Types of treestands



Homemade or permanent stands

Homemade or permanent treestands made of wood are NOT recommended. These treestands often deteriorate over time and become unsafe. The platform can also become slick due to rain, snow, ice or moss that collects on the stand. A permanent stand can also damage the tree it's attached to; any nails can also cause serious damage to equipment or people when the tree is harvested later on.

Fixed or hang-on stands

A fixed or hang-on stand can attach to a tree at any height. This stand type consists of a seat and a platform, along with straps and/or chains that attach the stand to the tree. This stand greatly limits a hunter's movement; it also requires a ladder or steps for access. Make sure the attaching straps or chains are tight and secure, otherwise the stand could slip when weight is applied to the platform.

Safety tips for fixed / hang-on stands:

  • ALWAYS use a climbing / lineman's belt when you install or remove a fixed position stand as well as while ascending or descending the tree.

  • NEVER support your weight with a tree limb. Tree limbs can unexpectedly break and cause potentially serious falls.

  • Always test the stand to be sure it is secure before climbing into it.

  • Never attach wood steps to the tree with nails or spikes.

  • Avoid using screw-in steps, as they can be more dangerous than other climbing aides. They are also illegal in some states. Know the law before setting up your treestand!

Self-climbing stand

A self-climbing stand is highly portable and comes in a range of styles. It can be carried like a backpack into the woods on the day of the hunt and used in different locations, depending on the hunting conditions. To install this stand in a tree, a hunter uses a push-down, pull-up method. Operation of this stand requires practice for proficiency, so practicing at ground level before hunting season begins is a wise move. Because safety strap is required when climbing with this stand, select a tree that does not have loose or peeling bark.

To get into a tree, the hunter stands on the bottom platform and pulls the seat section up to waist level. He or she then sits on the seat and raises the bottom platform up to the bottom of the seat section. The hunter then stands on the bottom platform and pulls the seat section up to waist level. This action is repeated until the hunter reaches the desired height.

Safety tips for self-climbing stands:

  • Attach your FAS/FBH to the tree before leaving the ground.

  • Attach the seating and standing platforms in a slightly upward direction to compensate for the narrowing of the tree trunk as you go up.

  • Connect the seating and standing platforms together to prevent the platforms from separating, which will leave you stranded.

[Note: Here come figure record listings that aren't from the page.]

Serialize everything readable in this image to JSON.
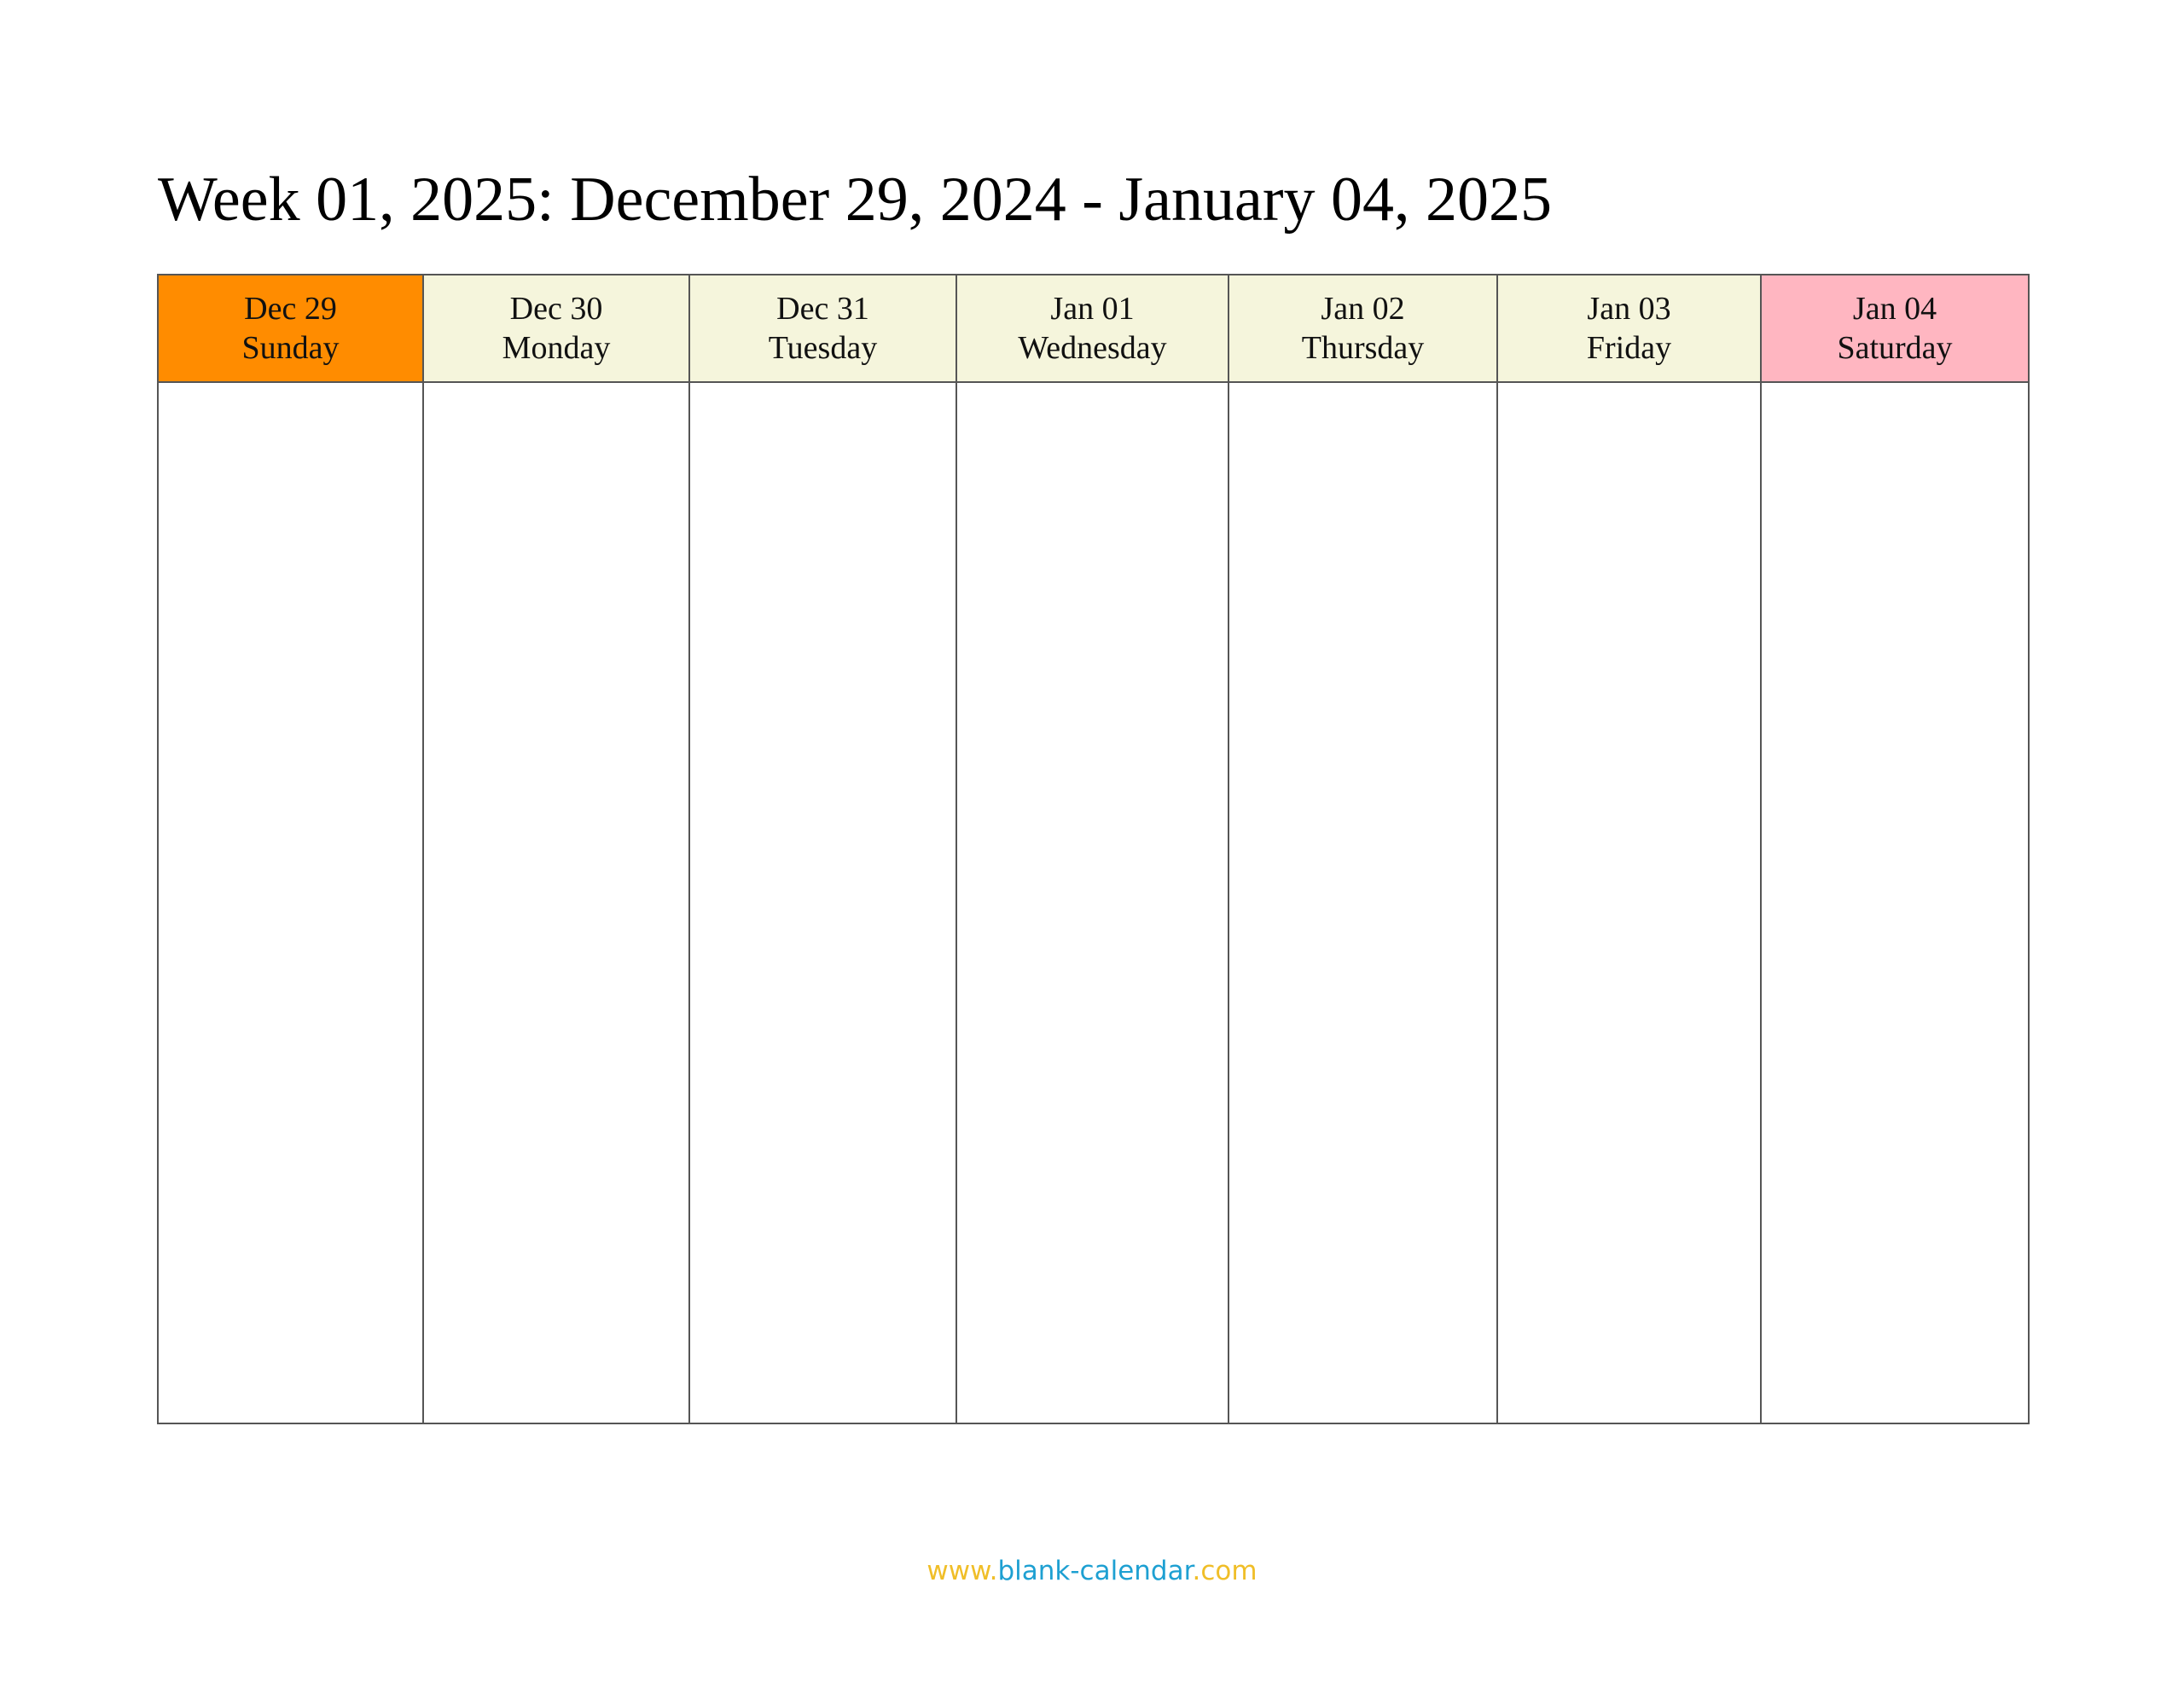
{
  "title": "Week 01, 2025: December 29, 2024 - January 04, 2025",
  "days": [
    {
      "date": "Dec 29",
      "weekday": "Sunday",
      "color": "#FF8C00"
    },
    {
      "date": "Dec 30",
      "weekday": "Monday",
      "color": "#F5F5DC"
    },
    {
      "date": "Dec 31",
      "weekday": "Tuesday",
      "color": "#F5F5DC"
    },
    {
      "date": "Jan 01",
      "weekday": "Wednesday",
      "color": "#F5F5DC"
    },
    {
      "date": "Jan 02",
      "weekday": "Thursday",
      "color": "#F5F5DC"
    },
    {
      "date": "Jan 03",
      "weekday": "Friday",
      "color": "#F5F5DC"
    },
    {
      "date": "Jan 04",
      "weekday": "Saturday",
      "color": "#FFB6C1"
    }
  ],
  "footer": {
    "prefix": "www.",
    "name": "blank-calendar",
    "suffix": ".com",
    "prefix_color": "#F0BE28",
    "name_color": "#1EA0D2"
  }
}
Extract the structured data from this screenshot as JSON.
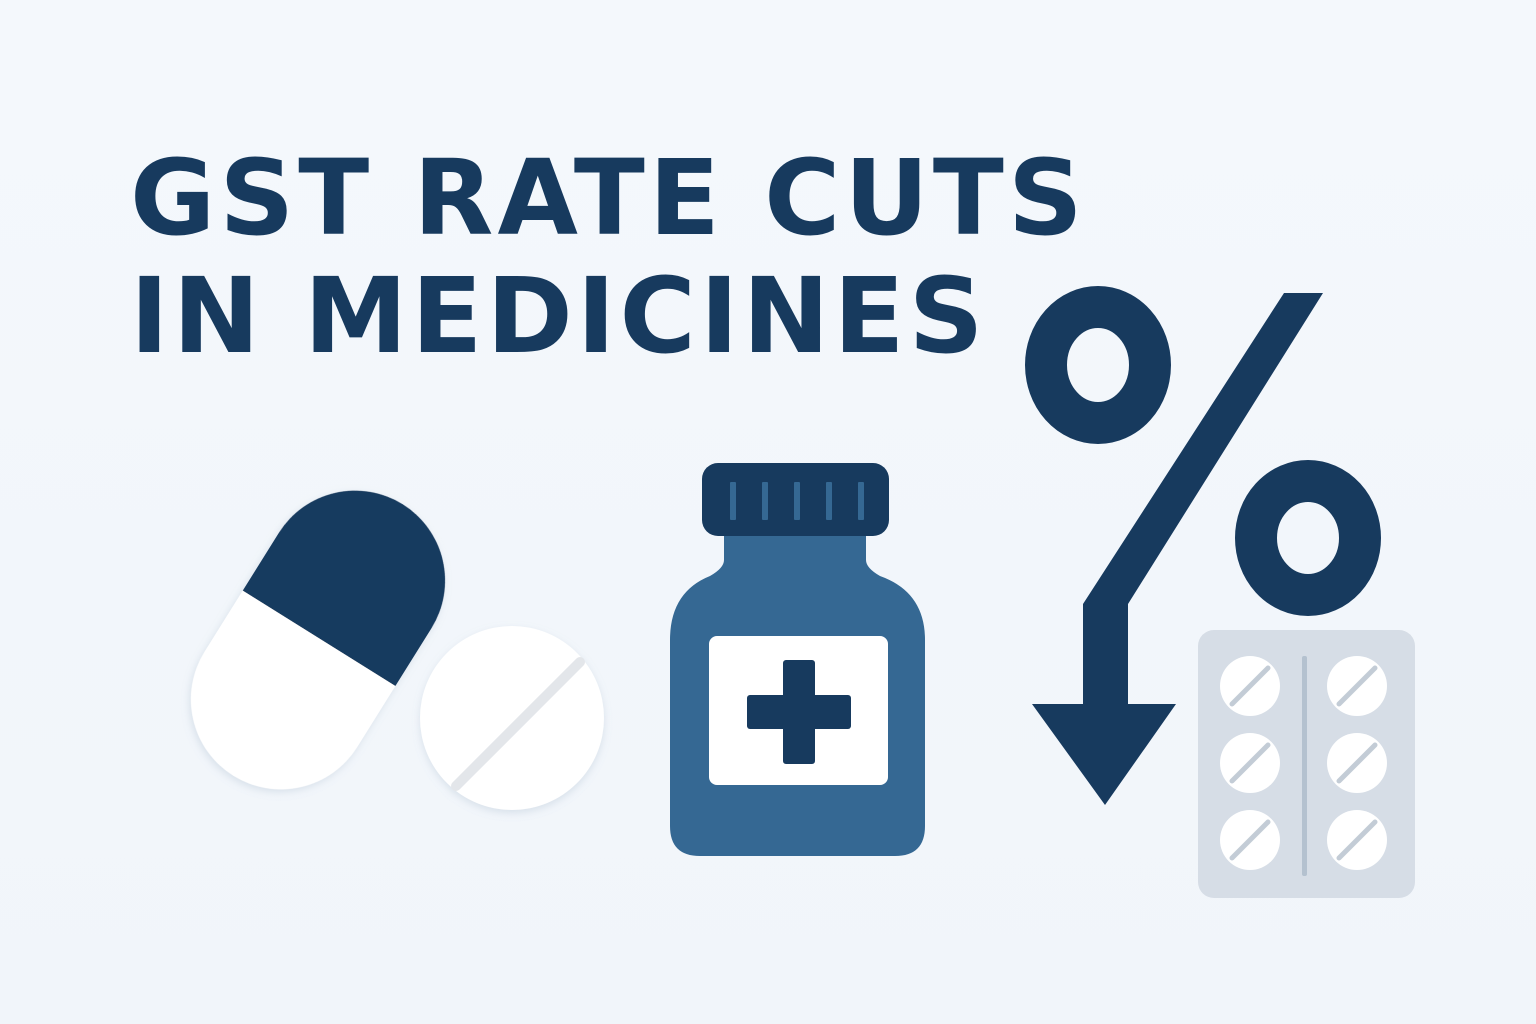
{
  "headline": {
    "line1": "GST RATE CUTS",
    "line2": "IN MEDICINES"
  },
  "icons": {
    "capsule": "capsule-icon",
    "tablet": "tablet-icon",
    "bottle": "medicine-bottle-icon",
    "cross": "medical-cross-icon",
    "percent": "percent-icon",
    "arrow": "down-arrow-icon",
    "blister": "blister-pack-icon"
  },
  "colors": {
    "navy": "#173a5e",
    "bottle_blue": "#356893",
    "background": "#f3f7fb",
    "blister_grey": "#d6dde6"
  }
}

  • As you ascend or descend, move the tree belt anchorage with you. Never hurry. Take short, distinct movements up the tree ensuring the stand get a good grip into the tree before climbing higher.

Ladder stand

This stand type is safer to enter and exit thanks to the ladder, but it may require three people to install and secure it properly to a tree. Ranging between 12 and 16 feet in height, a ladder stand is ideal when hunting on well-established game trails. Some ladder stands have a small seat and platform for one hunter. Others feature a larger seat and platform for two hunters. Adding a skirt will further conceal the hunter's movements. Some ladder stands even feature a bar that can be used as a gun rest.

Safety tips for ladder stands:

  • Ladder stands should include criss-cross straps, standoff brackets or other means of securing the ladder to the tree before climbing to the platform.

  • Ladder sections must be securely held together with retainer pins, clips, or other device to prevent the ladder sections from coming apart unexpectedly.

  • Ladder stands can require up to three people to install or remove correctly. Don't risk your safety or the safety of others by attempting to install or remove it yourself. Always follow the manufacturer's instructions.

  • ALWAYS lean forward and maintain three points of contact (for example, two hands and one foot) while climbing the ladder.

  • As you approach the top of the ladder, attach the FAS/FBH tether to the tree as soon as possible.

Tower stand

A tower stand is freestanding with either three or four legs, depending on the manufacturer. A ladder is included with this stand to access the top platform, where the seat is attached. The tower stand is best suited for the edge of a field or in open country. It requires a strong, level, firm base and needs to be secured to the ground.

ALWAYS lean forward and maintain three points of contact (for example, two hands and one foot) while climbing the ladder.